Pierwszy wywiad Marceliny Zawadzkiej po zakończeniu współpracy z TVP
Pierwszy wywiad Marceliny Zawadzkiej po zakończeniu współpracy z TVP
Źródło zdjęć: © East News | Piotr Molecki
Marta Kutkowska
11.01.2022 07:36

Miała zaledwie 21 lat, gdy sięgnęła po koronę Miss Polonia. Polacy pokochali ją nie tylko za urodę, ale także wielki wdzięk i naturalność. Po miesiącach przerwy Marcelina Zawadzka powraca i opowiada o tym, jak zawodowa przerwa wpłynęła na jej życie i priorytety. Już 17 stycznia widzowie znów będą mogli codziennie oglądać ją w tzw. prime time. Program "Farma" w Polsacie, to show, o jakim gwiazda marzyła. Ale najważniejsze, że teraz żyje i pracuje na swoich zasadach. Czy życiowe koleiny można zamienić na życiową szansę? Poznajcie zupełnie nową stronę Marceliny Zawadzkiej.

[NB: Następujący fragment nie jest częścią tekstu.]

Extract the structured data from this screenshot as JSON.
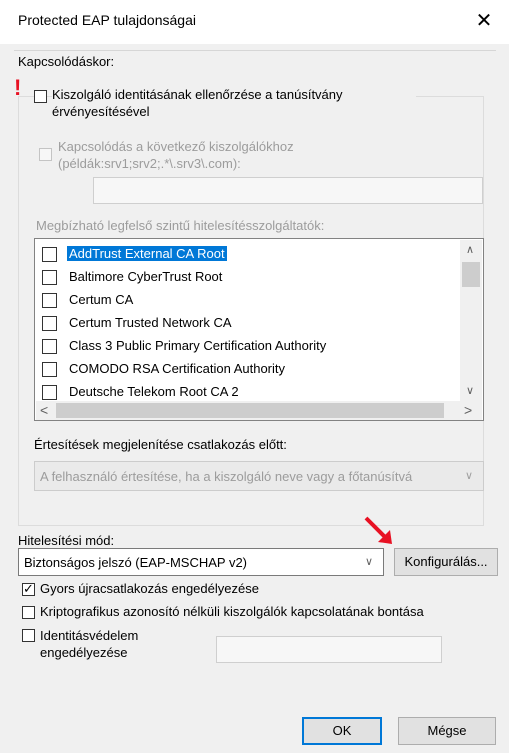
{
  "window": {
    "title": "Protected EAP tulajdonságai",
    "close_symbol": "✕"
  },
  "connect_group": {
    "label": "Kapcsolódáskor:",
    "verify_identity_label": "Kiszolgáló identitásának ellenőrzése a tanúsítvány érvényesítésével",
    "verify_identity_checked": false,
    "connect_servers_label": "Kapcsolódás a következő kiszolgálókhoz (példák:srv1;srv2;.*\\.srv3\\.com):",
    "connect_servers_value": "",
    "trusted_roots_label": "Megbízható legfelső szintű hitelesítésszolgáltatók:",
    "trusted_roots": [
      {
        "label": "AddTrust External CA Root",
        "checked": false,
        "selected": true
      },
      {
        "label": "Baltimore CyberTrust Root",
        "checked": false,
        "selected": false
      },
      {
        "label": "Certum CA",
        "checked": false,
        "selected": false
      },
      {
        "label": "Certum Trusted Network CA",
        "checked": false,
        "selected": false
      },
      {
        "label": "Class 3 Public Primary Certification Authority",
        "checked": false,
        "selected": false
      },
      {
        "label": "COMODO RSA Certification Authority",
        "checked": false,
        "selected": false
      },
      {
        "label": "Deutsche Telekom Root CA 2",
        "checked": false,
        "selected": false
      }
    ],
    "notifications_label": "Értesítések megjelenítése csatlakozás előtt:",
    "notifications_value": "A felhasználó értesítése, ha a kiszolgáló neve vagy a főtanúsítvá"
  },
  "auth": {
    "label": "Hitelesítési mód:",
    "method_value": "Biztonságos jelszó (EAP-MSCHAP v2)",
    "configure_label": "Konfigurálás..."
  },
  "options": {
    "fast_reconnect_label": "Gyors újracsatlakozás engedélyezése",
    "fast_reconnect_checked": true,
    "disconnect_label": "Kriptografikus azonosító nélküli kiszolgálók kapcsolatának bontása",
    "disconnect_checked": false,
    "identity_privacy_label": "Identitásvédelem engedélyezése",
    "identity_privacy_checked": false,
    "identity_privacy_value": ""
  },
  "buttons": {
    "ok_label": "OK",
    "cancel_label": "Mégse"
  },
  "colors": {
    "selection": "#0078d7",
    "annotation_red": "#e81123"
  }
}
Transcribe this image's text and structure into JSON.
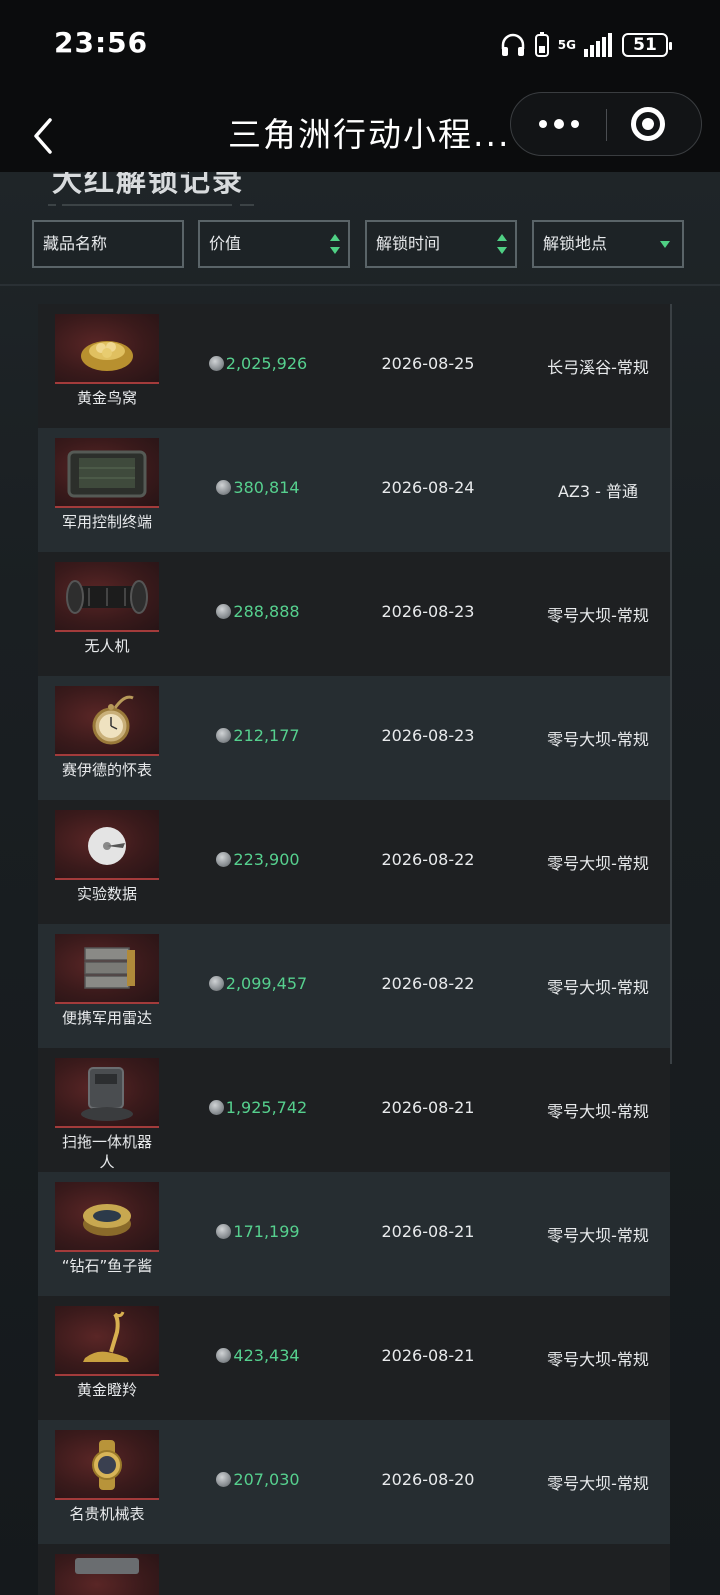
{
  "status_bar": {
    "time": "23:56",
    "network": "5G",
    "battery": "51"
  },
  "nav": {
    "title": "三角洲行动小程..."
  },
  "section": {
    "title": "大红解锁记录"
  },
  "filters": [
    {
      "label": "藏品名称",
      "indicator": "none"
    },
    {
      "label": "价值",
      "indicator": "sort"
    },
    {
      "label": "解锁时间",
      "indicator": "sort"
    },
    {
      "label": "解锁地点",
      "indicator": "dropdown"
    }
  ],
  "rows": [
    {
      "name": "黄金鸟窝",
      "value": "2,025,926",
      "date": "2026-08-25",
      "place": "长弓溪谷-常规",
      "icon": "golden-nest-icon"
    },
    {
      "name": "军用控制终端",
      "value": "380,814",
      "date": "2026-08-24",
      "place": "AZ3 - 普通",
      "icon": "military-terminal-icon"
    },
    {
      "name": "无人机",
      "value": "288,888",
      "date": "2026-08-23",
      "place": "零号大坝-常规",
      "icon": "drone-icon"
    },
    {
      "name": "赛伊德的怀表",
      "value": "212,177",
      "date": "2026-08-23",
      "place": "零号大坝-常规",
      "icon": "pocket-watch-icon"
    },
    {
      "name": "实验数据",
      "value": "223,900",
      "date": "2026-08-22",
      "place": "零号大坝-常规",
      "icon": "data-disc-icon"
    },
    {
      "name": "便携军用雷达",
      "value": "2,099,457",
      "date": "2026-08-22",
      "place": "零号大坝-常规",
      "icon": "radar-icon"
    },
    {
      "name": "扫拖一体机器人",
      "value": "1,925,742",
      "date": "2026-08-21",
      "place": "零号大坝-常规",
      "icon": "robot-vacuum-icon"
    },
    {
      "name": "“钻石”鱼子酱",
      "value": "171,199",
      "date": "2026-08-21",
      "place": "零号大坝-常规",
      "icon": "caviar-tin-icon"
    },
    {
      "name": "黄金瞪羚",
      "value": "423,434",
      "date": "2026-08-21",
      "place": "零号大坝-常规",
      "icon": "golden-gazelle-icon"
    },
    {
      "name": "名贵机械表",
      "value": "207,030",
      "date": "2026-08-20",
      "place": "零号大坝-常规",
      "icon": "luxury-watch-icon"
    },
    {
      "name": "",
      "value": "",
      "date": "",
      "place": "",
      "icon": "partial-item-icon"
    }
  ],
  "colors": {
    "value_green": "#56d08e",
    "accent_red": "#a33b3b",
    "row_dark": "#1e2022",
    "row_light": "#262d31"
  }
}
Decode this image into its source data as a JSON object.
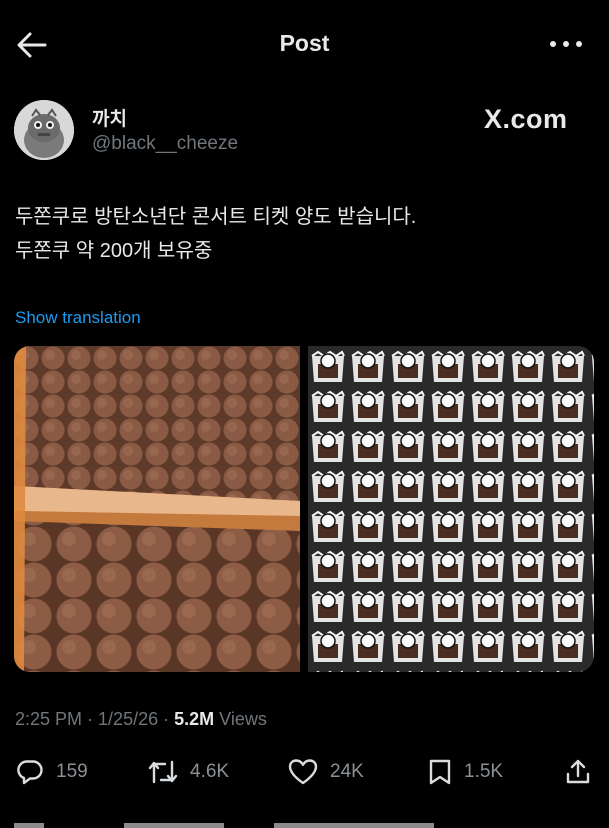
{
  "header": {
    "title": "Post"
  },
  "icons": {
    "back": "arrow-left-icon",
    "more": "more-horizontal-icon"
  },
  "author": {
    "display_name": "까치",
    "handle": "@black__cheeze",
    "source_label": "X.com"
  },
  "tweet": {
    "lines": [
      "두쫀쿠로 방탄소년단 콘서트 티켓 양도 받습니다.",
      "두쫀쿠 약 200개 보유중"
    ],
    "translate_label": "Show translation"
  },
  "meta": {
    "time": "2:25 PM",
    "separator": " · ",
    "date": "1/25/26",
    "views_count": "5.2M",
    "views_label": "Views"
  },
  "stats": {
    "replies": "159",
    "reposts": "4.6K",
    "likes": "24K",
    "bookmarks": "1.5K"
  },
  "colors": {
    "background": "#000000",
    "text": "#e7e9ea",
    "secondary": "#71767b",
    "link": "#1d9bf0"
  }
}
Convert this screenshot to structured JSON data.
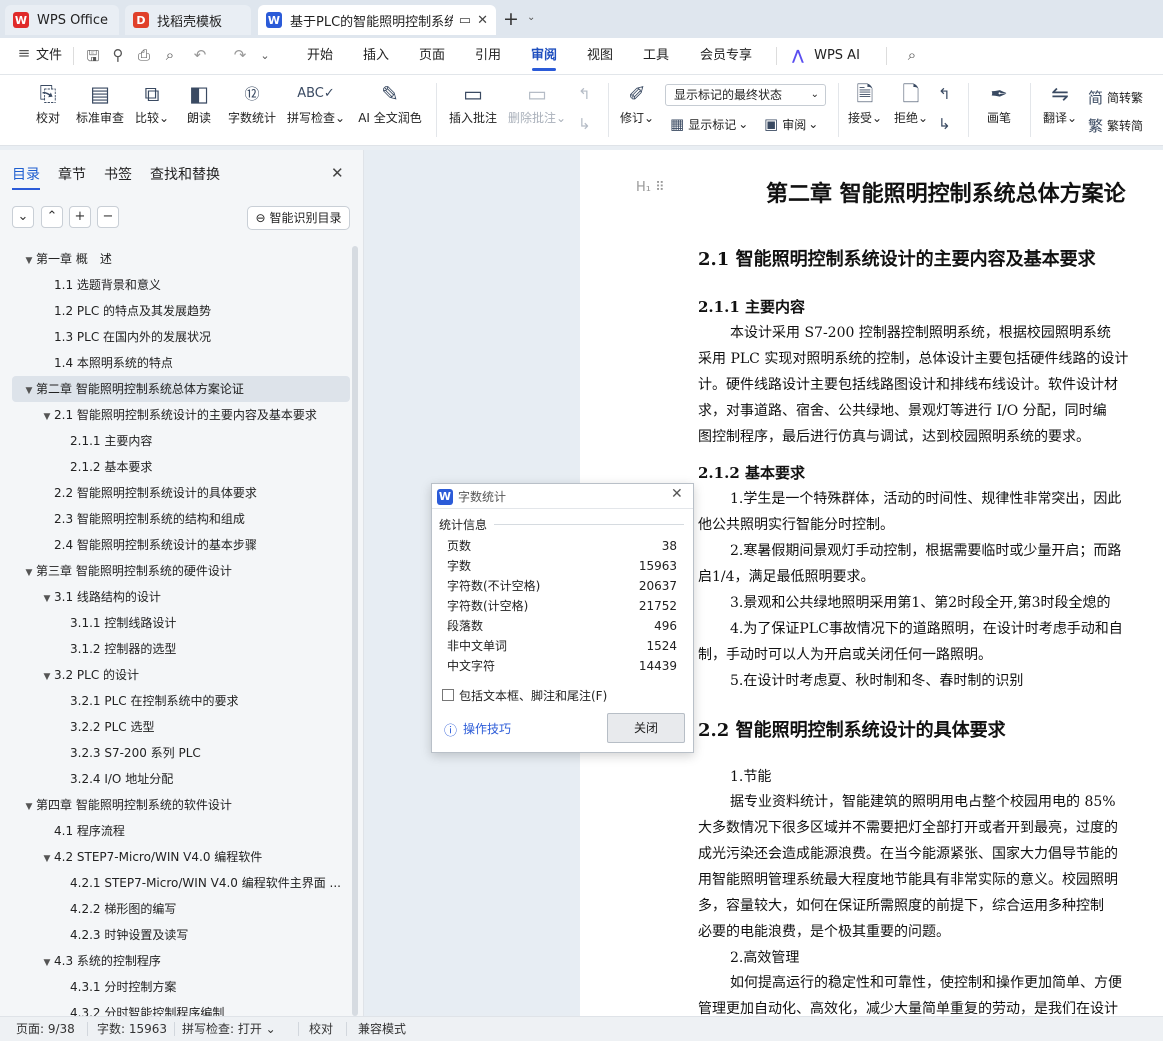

Marta Kutkowska, WP Kobieta: Kilkanaście miesięcy temu zniknęłaś z małego ekranu i wyruszyłaś w podróż. Mam wrażenie, że to była także podróż w głąb siebie.

Marcelina Zawadzka: Rzeczywiście, większość mojego życia to była praca. Jestem zadaniowcem, więc staram się wykonywać swoje obowiązki na 100 proc. Nadszedł natomiast moment w którym mogłam się zatrzymać, zwolnić tempo i pomyśleć - czego naprawdę chcę, kim jestem, czego potrzebuję? Spojrzałam na siebie, na swoje całe życie z innej perspektywy.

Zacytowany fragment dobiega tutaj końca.